Step 6 — second example, with the chain rule. Try $g(x) = \log_{10}(3x^{2} + 5)$ . Set the inner function $u = 3x^2 + 5$ so $u' = 6x$ . Then $g'(x) = \dfrac{u'}{u\,\ln 10} = \dfrac{6x}{(3x^2 + 5)\,\ln 10}.$ At $x = 1$ this is $\dfrac{6}{8\cdot\ln 10} = \dfrac{6}{18.4207} \approx 0.3258.$

What you should take away: the entire derivation is "factor the base out, then it's just $\ln$ ." You never have to memorize a separate rule for each base.

The Chain Rule Version

In practice you rarely meet a bare $\log_a x$ . You usually meet $\log_a$ of something more complicated — a polynomial, a ratio, a trig function. The chain rule combines with our formula in the cleanest possible way:

\boxed{\;\dfrac{d}{dx}\bigl[\log_a u(x)\bigr] \;=\; \dfrac{u'(x)}{u(x)\,\ln a}\;}

The recipe: divide $u'$ by $u$ , then divide once more by $\ln a$ . That extra denominator $\ln a$ is the only thing that changes when you switch bases.

Three worked applications of the chain rule

Function	u(x) and u'(x)	Derivative
$\log_2(x^3 + 1)$	$u = x^3+1,\; u' = 3x^2$	$\dfrac{3x^2}{(x^3+1)\,\ln 2}$
$\log_{10}(\sin x)$	$u = \sin x,\; u' = \cos x$	$\dfrac{\cos x}{\sin x\,\ln 10} = \dfrac{\cot x}{\ln 10}$
$\log_5\!\left(\dfrac{1+x}{1-x}\right)$	$u = \dfrac{1+x}{1-x},\; u' = \dfrac{2}{(1-x)^2}$	$\dfrac{2}{(1-x^2)\,\ln 5}$

Why is the formula so "clean"? Because the only piece that depends on x is

\ln u(x)

. The base change just attaches a constant

1/\ln a

. Differentiating a constant times a function differentiates the function and keeps the constant. That is the whole story.

Why ln Is the "Natural" Base for Calculus

Looking at the formula $\dfrac{d}{dx}\log_a x = \dfrac{1}{x\,\ln a}$ , you can immediately see why the natural logarithm gets the adjective "natural":

Among all bases $a > 0, a \ne 1$ , the base $a = e$ is the unique one whose derivative formula does not contain an extra constant.
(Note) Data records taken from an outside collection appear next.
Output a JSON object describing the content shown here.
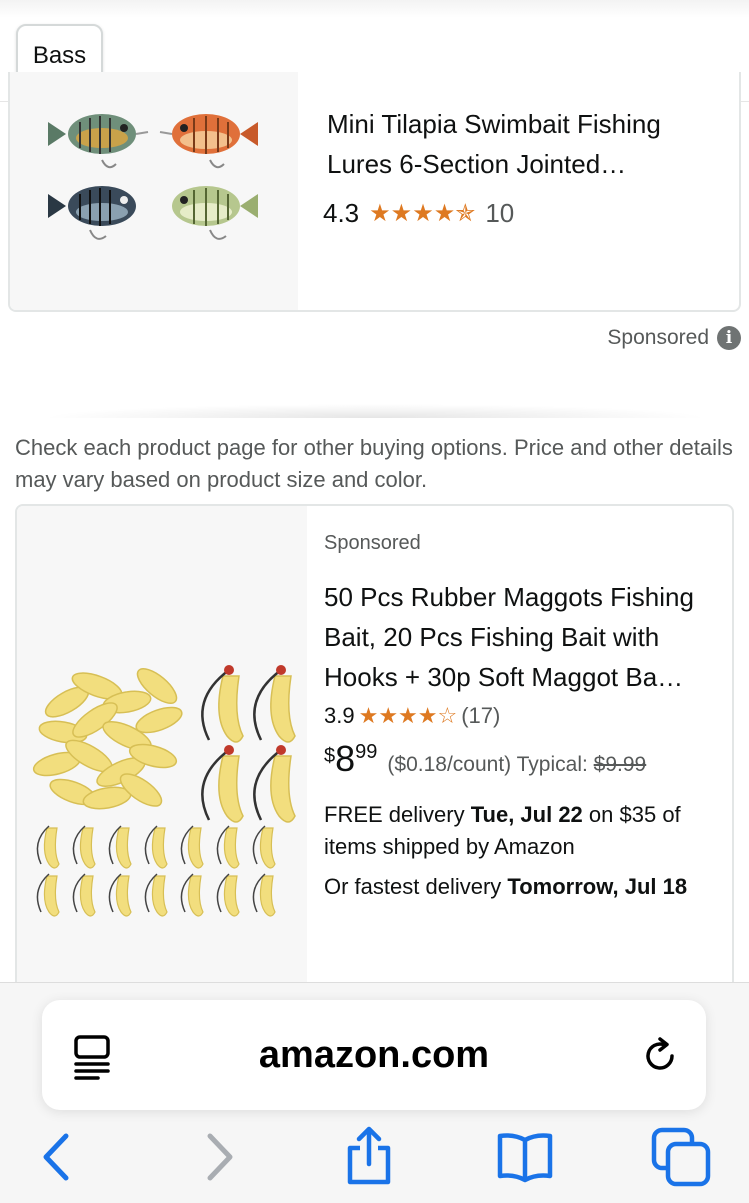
{
  "filter_chip": {
    "label": "Bass"
  },
  "product1": {
    "title": "Mini Tilapia Swimbait Fishing Lures 6-Section Jointed…",
    "rating": "4.3",
    "stars": "★★★★✯",
    "review_count": "10",
    "image_desc": "fishing-lures-image"
  },
  "sponsored_info": {
    "label": "Sponsored",
    "icon": "info-icon"
  },
  "disclaimer": "Check each product page for other buying options. Price and other details may vary based on product size and color.",
  "product2": {
    "sponsored": "Sponsored",
    "title": "50 Pcs Rubber Maggots Fishing Bait, 20 Pcs Fishing Bait with Hooks + 30p Soft Maggot Ba…",
    "rating": "3.9",
    "stars": "★★★★☆",
    "review_count": "(17)",
    "price_symbol": "$",
    "price_whole": "8",
    "price_fraction": "99",
    "unit_price": "($0.18/count)",
    "typical_label": "Typical:",
    "typical_price": "$9.99",
    "delivery_prefix": "FREE delivery",
    "delivery_date": "Tue, Jul 22",
    "delivery_suffix": "on $35 of items shipped by Amazon",
    "fastest_prefix": "Or fastest delivery",
    "fastest_date": "Tomorrow, Jul 18"
  },
  "browser": {
    "url": "amazon.com",
    "accent_color": "#1a73e8",
    "icons": [
      "reader-icon",
      "reload-icon",
      "back-icon",
      "forward-icon",
      "share-icon",
      "bookmarks-icon",
      "tabs-icon"
    ]
  }
}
Every other base pays a $1/\ln a$ tax.

This is not a coincidence; it is the definition of $e$ . The number $e$ was chosen precisely so that $\ln e = 1$ , killing the constant factor. Calculus rewards the choice with the cleanest possible derivative.

In practice this means: if you have a choice, work in $\ln$ . Convert to base 2 or base 10 only at the very end, when reporting the answer in "bits" or "decibels." Inside derivatives, gradients, optimizers, and ML training loops, $\ln$ is the right currency.
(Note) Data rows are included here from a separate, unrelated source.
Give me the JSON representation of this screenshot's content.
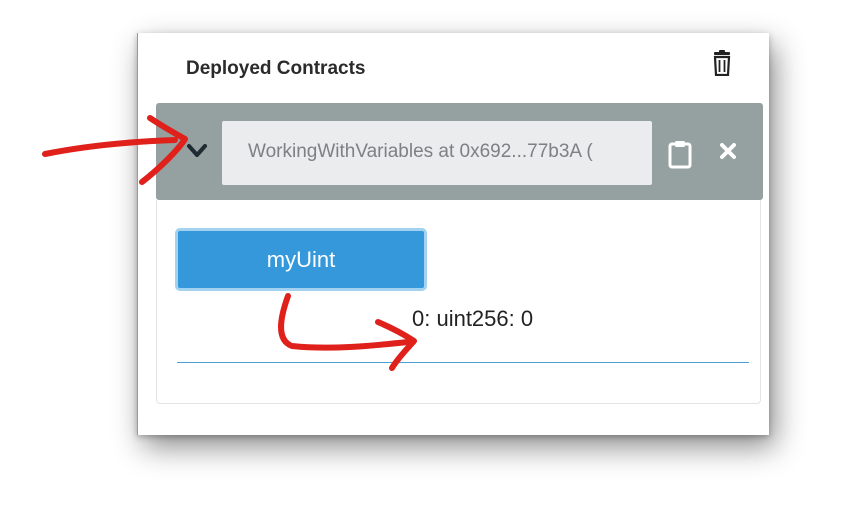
{
  "panel": {
    "title": "Deployed Contracts"
  },
  "contract": {
    "instance_label": "WorkingWithVariables at 0x692...77b3A (",
    "expand_icon": "chevron-down-icon",
    "copy_icon": "clipboard-icon",
    "remove_icon": "close-icon"
  },
  "function": {
    "button_label": "myUint",
    "result": "0: uint256: 0"
  },
  "icons": {
    "delete_all": "trash-icon"
  },
  "colors": {
    "header_bar": "#95a0a0",
    "button": "#3598db",
    "annotation": "#e0201b"
  }
}
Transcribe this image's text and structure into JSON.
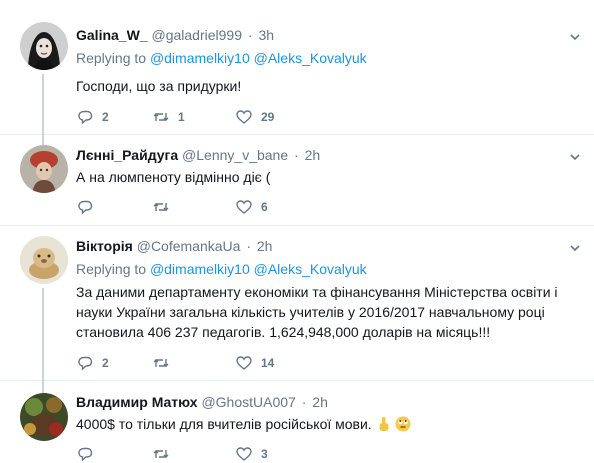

Plain Python: Verify the Formula Numerically

Mathematics tells us $f'(x) = 1/(x\,\ln a)$ . The computer is happy to check that, but it does not know about derivatives directly — it knows about finite differences. So we are going to compute thetrue slope two ways:

Analytic: the closed-form formula we just derived, evaluated at our test points.
Numeric: a tiny Δx → 0 approximation of the difference quotient. If both numbers agree to many decimal places, the formula is right.

We will do this for three bases at three test points — nine comparisons total — in plain Python with no external libraries.
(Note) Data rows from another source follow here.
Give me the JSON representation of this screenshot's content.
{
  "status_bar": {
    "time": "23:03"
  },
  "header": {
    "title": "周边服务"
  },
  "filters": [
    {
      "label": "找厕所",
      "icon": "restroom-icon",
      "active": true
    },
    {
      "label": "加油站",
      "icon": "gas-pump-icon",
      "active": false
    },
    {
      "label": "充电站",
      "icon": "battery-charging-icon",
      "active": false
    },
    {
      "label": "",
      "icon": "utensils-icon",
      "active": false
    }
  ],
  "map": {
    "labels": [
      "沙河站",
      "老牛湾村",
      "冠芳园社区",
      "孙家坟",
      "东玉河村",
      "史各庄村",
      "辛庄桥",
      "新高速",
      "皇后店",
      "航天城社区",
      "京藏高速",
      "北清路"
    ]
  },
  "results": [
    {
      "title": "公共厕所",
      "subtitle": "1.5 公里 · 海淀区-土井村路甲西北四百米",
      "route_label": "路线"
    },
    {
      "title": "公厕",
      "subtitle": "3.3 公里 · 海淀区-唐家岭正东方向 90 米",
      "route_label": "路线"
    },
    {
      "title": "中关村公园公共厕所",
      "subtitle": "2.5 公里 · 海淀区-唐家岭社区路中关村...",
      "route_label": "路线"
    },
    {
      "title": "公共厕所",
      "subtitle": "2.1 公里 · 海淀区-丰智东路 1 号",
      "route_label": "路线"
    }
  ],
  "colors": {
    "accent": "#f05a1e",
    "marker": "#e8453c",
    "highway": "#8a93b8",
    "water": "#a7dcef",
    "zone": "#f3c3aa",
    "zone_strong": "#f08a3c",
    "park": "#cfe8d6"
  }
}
Verifying d/dx [log_a(x)] = 1/(x ln a) with finite differences

🐍derivative_of_log_a.py

Explanation(12)

Code(26)

1Import math

We need just two functions from the standard library: math.log (which is natural log, i.e. ln) and math.e (the constant e ≈ 2.718281828). No NumPy, no PyTorch — every operation is visible.

3log_a(x, a) — change-of-base in code

Python's math.log is base-e. To get log base a we apply the identity we proved: log_a(x) = ln(x) / ln(a). One line, no magic. This is the very same formula we differentiated by hand.

EXAMPLE

log_a(8, 2) → 3.0   because 2^3 = 8

7analytic_derivative(x, a) — the formula under test

Returns 1 / (x · ln a). This is the answer we are claiming is the derivative. If we are right, the numeric derivative below should agree to many decimal places.

EXECUTION STATE

analytic_derivative(4, 2) = 1/(4·0.6931...) ≈ 0.36067

11numeric_derivative(x, a, h) — central difference

We do not have to trust the formula. We can ask the function 'what is your slope at x?' by sampling two nearby points and taking the secant slope. The central difference (f(x+h) − f(x−h)) / (2h) is much more accurate than the one-sided forward difference, with error proportional to h² instead of h.

EXAMPLE

h = 1e-6 → error ≈ 10⁻¹², far below the printout precision.

15bases and points to test

Three bases (2, e, 10) cover the three logarithms anyone actually uses. Three test points (0.5, 4, 100) cover small, medium, and large x — so we can see the slope shrink like 1/x.

EXECUTION STATE

bases = [2, e, 10]

points = [0.5, 4.0, 100.0]

19Print the header row

f-string with field widths so the columns line up. We will print analytic, numeric, and absolute difference side by side. If the formula is correct, |diff| will be tiny — on the order of 10⁻¹¹ or 10⁻¹².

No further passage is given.